Ted Postol: I am a little hard pressed to answer your question. Desirability and feasibility are very intimately connected. Of course you could imagine the ridiculous fiction of a world in which your defenses essentially remove all security threats, but whether such a defense is desirable or not is an abstract issue that bears no relation to reality. You cannot build such a defense, so it is not really a very interesting thing to analyze.

JC: Why do the proponents think it is desirable?

TP: The ideological assumption of the extreme right of the Republican party is that there are weapons of mass destruction out there that can be delivered over intercontinental range by ballistic missiles, in the hands of people that just aren’t rational like we are (polemically I guess), and that we need to be able to protect ourselves from these irrational people whom we cannot deter and are either out to get us or out to minimize our ability to do what we think we need to do in the world. That is the mindset that seems to me to be behind this push for defense.

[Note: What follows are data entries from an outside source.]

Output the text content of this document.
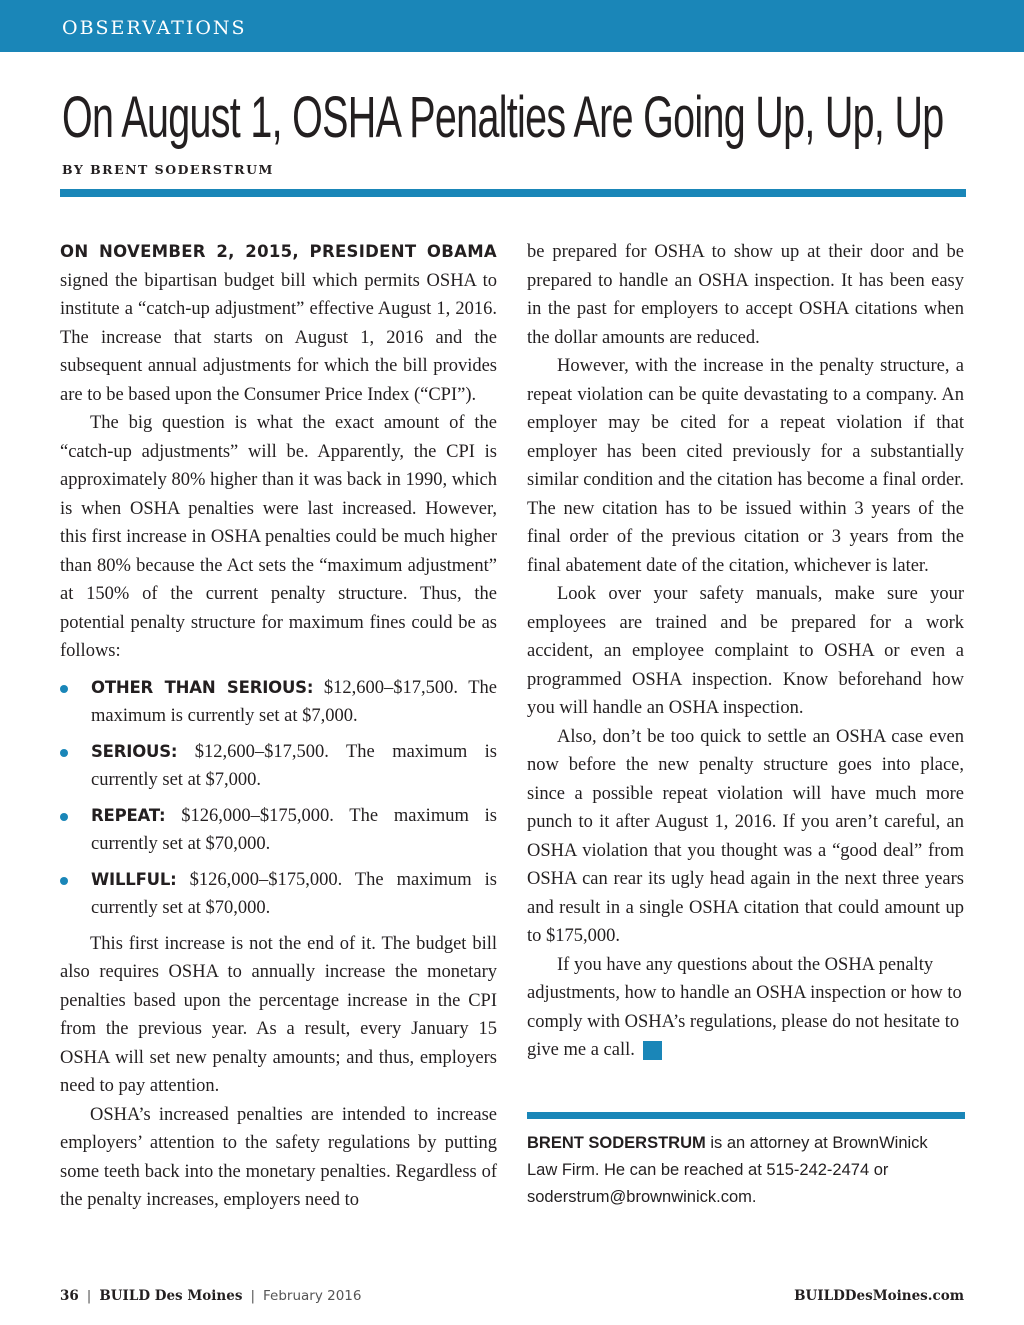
OBSERVATIONS
On August 1, OSHA Penalties Are Going Up, Up, Up
BY BRENT SODERSTRUM

ON NOVEMBER 2, 2015, PRESIDENT OBAMA signed the bipartisan budget bill which permits OSHA to institute a “catch-up adjustment” effective August 1, 2016. The increase that starts on August 1, 2016 and the subsequent annual adjustments for which the bill provides are to be based upon the Consumer Price Index (“CPI”).

The big question is what the exact amount of the “catch-up adjustments” will be. Apparently, the CPI is approximately 80% higher than it was back in 1990, which is when OSHA penalties were last increased. However, this first increase in OSHA penalties could be much higher than 80% because the Act sets the “maximum adjustment” at 150% of the current penalty structure. Thus, the potential penalty structure for maximum fines could be as follows:

OTHER THAN SERIOUS: $12,600–$17,500. The maximum is currently set at $7,000.
SERIOUS: $12,600–$17,500. The maximum is currently set at $7,000.
REPEAT: $126,000–$175,000. The maximum is currently set at $70,000.
WILLFUL: $126,000–$175,000. The maximum is currently set at $70,000.

This first increase is not the end of it. The budget bill also requires OSHA to annually increase the monetary penalties based upon the percentage increase in the CPI from the previous year. As a result, every January 15 OSHA will set new penalty amounts; and thus, employers need to pay attention.

OSHA’s increased penalties are intended to increase employers’ attention to the safety regulations by putting some teeth back into the monetary penalties. Regardless of the penalty increases, employers need to

be prepared for OSHA to show up at their door and be prepared to handle an OSHA inspection. It has been easy in the past for employers to accept OSHA citations when the dollar amounts are reduced.

However, with the increase in the penalty structure, a repeat violation can be quite devastating to a company. An employer may be cited for a repeat violation if that employer has been cited previously for a substantially similar condition and the citation has become a final order. The new citation has to be issued within 3 years of the final order of the previous citation or 3 years from the final abatement date of the citation, whichever is later.

Look over your safety manuals, make sure your employees are trained and be prepared for a work accident, an employee complaint to OSHA or even a programmed OSHA inspection. Know beforehand how you will handle an OSHA inspection.

Also, don’t be too quick to settle an OSHA case even now before the new penalty structure goes into place, since a possible repeat violation will have much more punch to it after August 1, 2016. If you aren’t careful, an OSHA violation that you thought was a “good deal” from OSHA can rear its ugly head again in the next three years and result in a single OSHA citation that could amount up to $175,000.

If you have any questions about the OSHA penalty adjustments, how to handle an OSHA inspection or how to comply with OSHA’s regulations, please do not hesitate to give me a call.	B

BRENT SODERSTRUM is an attorney at BrownWinick
Law Firm. He can be reached at 515-242-2474 or
soderstrum@brownwinick.com.
36 | BUILD Des Moines | February 2016	BUILDDesMoines.com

JC: These irrational people are the leaders of the so-called “rogue states,” in the current jargon?

TP: Yes, although depending on whom you are talking to it can extend to the Russians, and to the Chinese, although it appears as though the Bush administration is focusing on these states of concern: North Korea, Iran, Iraq, and (sometimes) Libya. That at least is the impression that you get.

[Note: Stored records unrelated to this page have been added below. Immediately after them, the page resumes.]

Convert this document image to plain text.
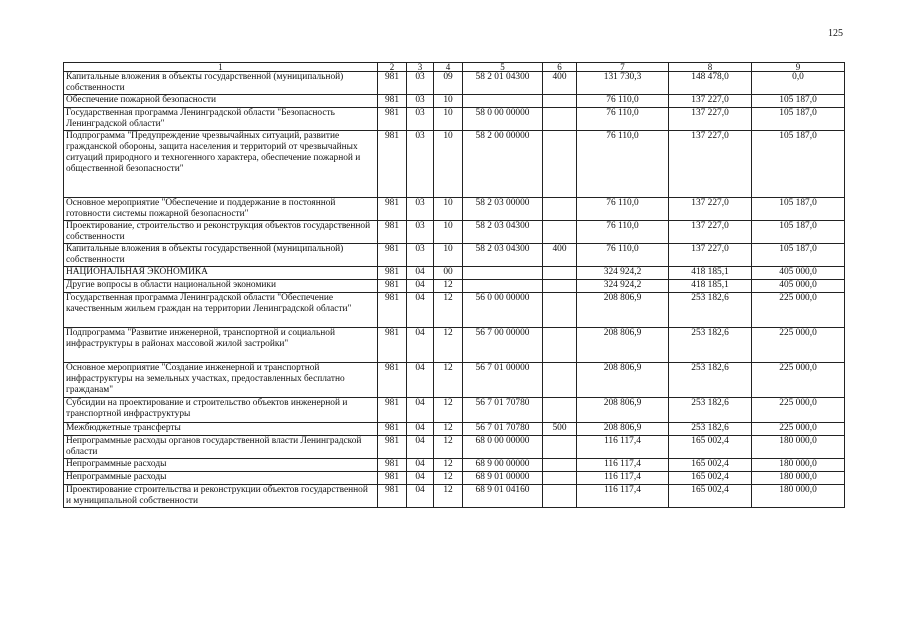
125
1	2	3	4	5	6	7	8	9
Капитальные вложения в объекты государственной (муниципальной) собственности	981	03	09	58 2 01 04300	400	131 730,3	148 478,0	0,0
Обеспечение пожарной безопасности	981	03	10			76 110,0	137 227,0	105 187,0
Государственная программа Ленинградской области "Безопасность Ленинградской области"	981	03	10	58 0 00 00000		76 110,0	137 227,0	105 187,0
Подпрограмма "Предупреждение чрезвычайных ситуаций, развитие гражданской обороны, защита населения и территорий от чрезвычайных ситуаций природного и техногенного характера, обеспечение пожарной и общественной безопасности"	981	03	10	58 2 00 00000		76 110,0	137 227,0	105 187,0
Основное мероприятие "Обеспечение и поддержание в постоянной готовности системы пожарной безопасности"	981	03	10	58 2 03 00000		76 110,0	137 227,0	105 187,0
Проектирование, строительство и реконструкция объектов государственной собственности	981	03	10	58 2 03 04300		76 110,0	137 227,0	105 187,0
Капитальные вложения в объекты государственной (муниципальной) собственности	981	03	10	58 2 03 04300	400	76 110,0	137 227,0	105 187,0
НАЦИОНАЛЬНАЯ ЭКОНОМИКА	981	04	00			324 924,2	418 185,1	405 000,0
Другие вопросы в области национальной экономики	981	04	12			324 924,2	418 185,1	405 000,0
Государственная программа Ленинградской области "Обеспечение качественным жильем граждан на территории Ленинградской области"	981	04	12	56 0 00 00000		208 806,9	253 182,6	225 000,0
Подпрограмма "Развитие инженерной, транспортной и социальной инфраструктуры в районах массовой жилой застройки"	981	04	12	56 7 00 00000		208 806,9	253 182,6	225 000,0
Основное мероприятие "Создание инженерной и транспортной инфраструктуры на земельных участках, предоставленных бесплатно гражданам"	981	04	12	56 7 01 00000		208 806,9	253 182,6	225 000,0
Субсидии на проектирование и строительство объектов инженерной и транспортной инфраструктуры	981	04	12	56 7 01 70780		208 806,9	253 182,6	225 000,0
Межбюджетные трансферты	981	04	12	56 7 01 70780	500	208 806,9	253 182,6	225 000,0
Непрограммные расходы органов государственной власти Ленинградской области	981	04	12	68 0 00 00000		116 117,4	165 002,4	180 000,0
Непрограммные расходы	981	04	12	68 9 00 00000		116 117,4	165 002,4	180 000,0
Непрограммные расходы	981	04	12	68 9 01 00000		116 117,4	165 002,4	180 000,0
Проектирование строительства и реконструкции объектов государственной и муниципальной собственности	981	04	12	68 9 01 04160		116 117,4	165 002,4	180 000,0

JC: What about this threat of rogue states with political leaders who will not be deterred in their use of weapons of mass destruction by the threat of massive retaliation. Do you see a new threat of this kind?

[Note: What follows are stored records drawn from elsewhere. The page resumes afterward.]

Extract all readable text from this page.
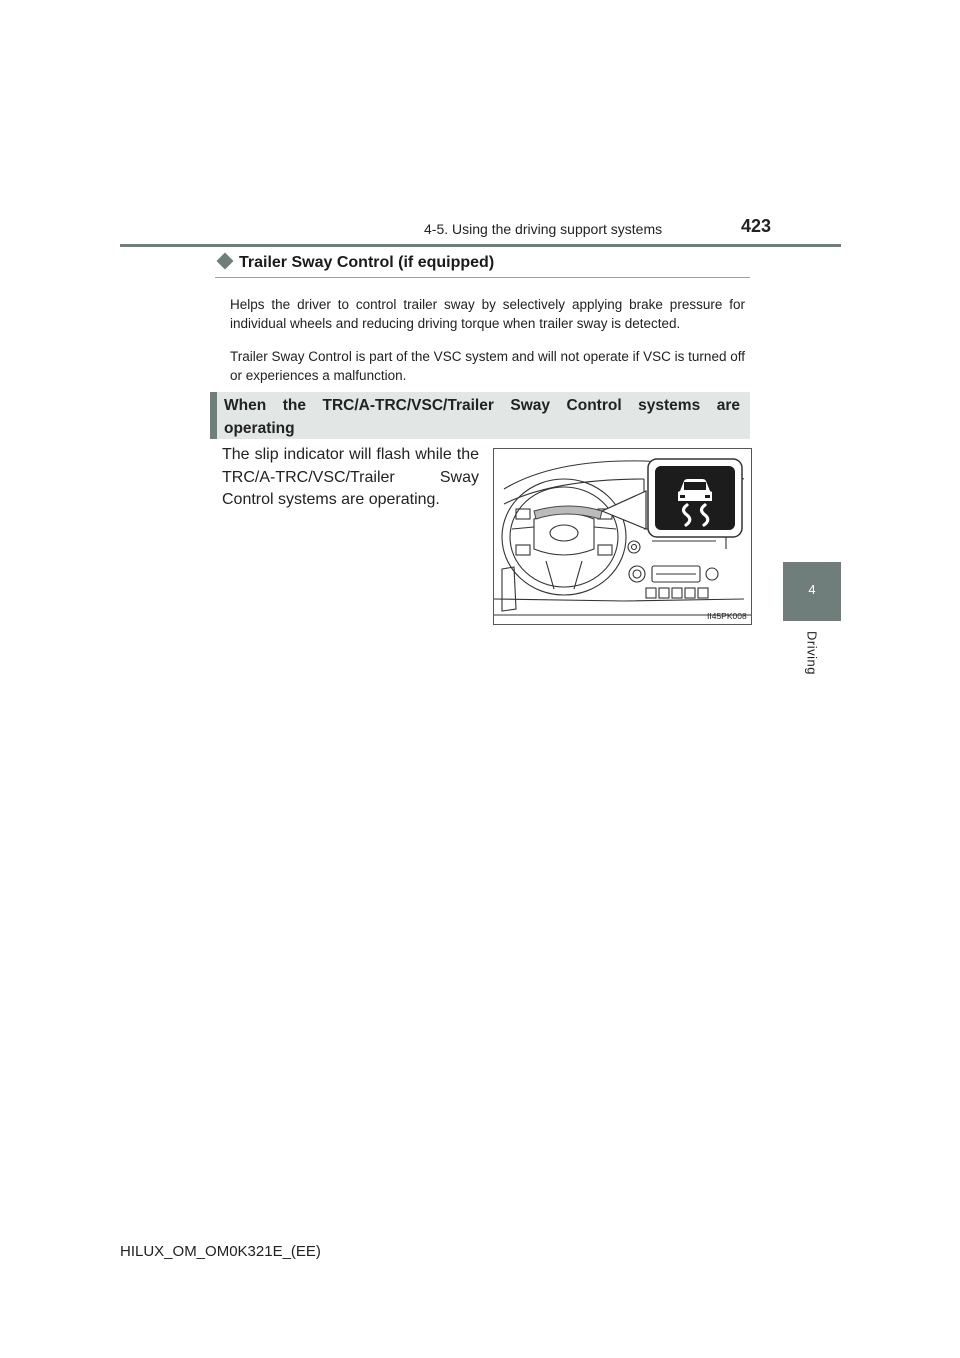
4-5. Using the driving support systems	423
4
Driving
Trailer Sway Control (if equipped)
Helps the driver to control trailer sway by selectively applying brake pressure for individual wheels and reducing driving torque when trailer sway is detected.
Trailer Sway Control is part of the VSC system and will not operate if VSC is turned off or experiences a malfunction.
When the TRC/A-TRC/VSC/Trailer Sway Control systems are operating
The slip indicator will flash while the TRC/A-TRC/VSC/Trailer Sway Control systems are operating.
II45PK008
HILUX_OM_OM0K321E_(EE)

TP: I don’t see any evidence for a new threat of this kind. You can certainly imagine facing an adversary who cannot be deterred: someone who is completely insane and has enough control in the government to do something suicidal for the people of the state that he controls—someone who doesn’t care about the threat of retaliation. I’m not a historian, but I can only think of one example in the twentieth century: Adolf Hitler, toward the end of his reign as leader of Germany still seemed to have a lot of control over the German military forces. Maybe if he had possessed nuclear weapons he would have used them even if he knew that retaliation was probable. But we have dealt with many other nasty characters: Joseph Stalin, Mao Zedong. They certainly showed a high degree of rationality with regard to the dangers these weapons posed, even though I don’t think that many people would regard them as having been relatively gentle with their adversaries. So I don’t really see a sudden emergent threat of this kind: a threat of an irrational political leader, who controls a state, does not care if the state is destroyed, has weapons of mass destruction, and the ability to put those weapons on ballistic missiles. And if you did come up against a threat of this kind, then you would have face the facts about feasibility.

The Decoy Problem

JC: Shifting attention, then, to the issue of feasibility: perhaps you could start by giving us a mental picture of how the system is supposed to work.

TP: The key element of the system that Bush has been pushing hardest is a “mid-course system”: a defense that is designed to try to destroy warheads at high altitudes. By “high altitudes” I mean hundreds of miles of altitude—an environment that is not a perfect but a near vacuum.

JC: So this is distinct from systems that would try to attack missiles in their boost phase?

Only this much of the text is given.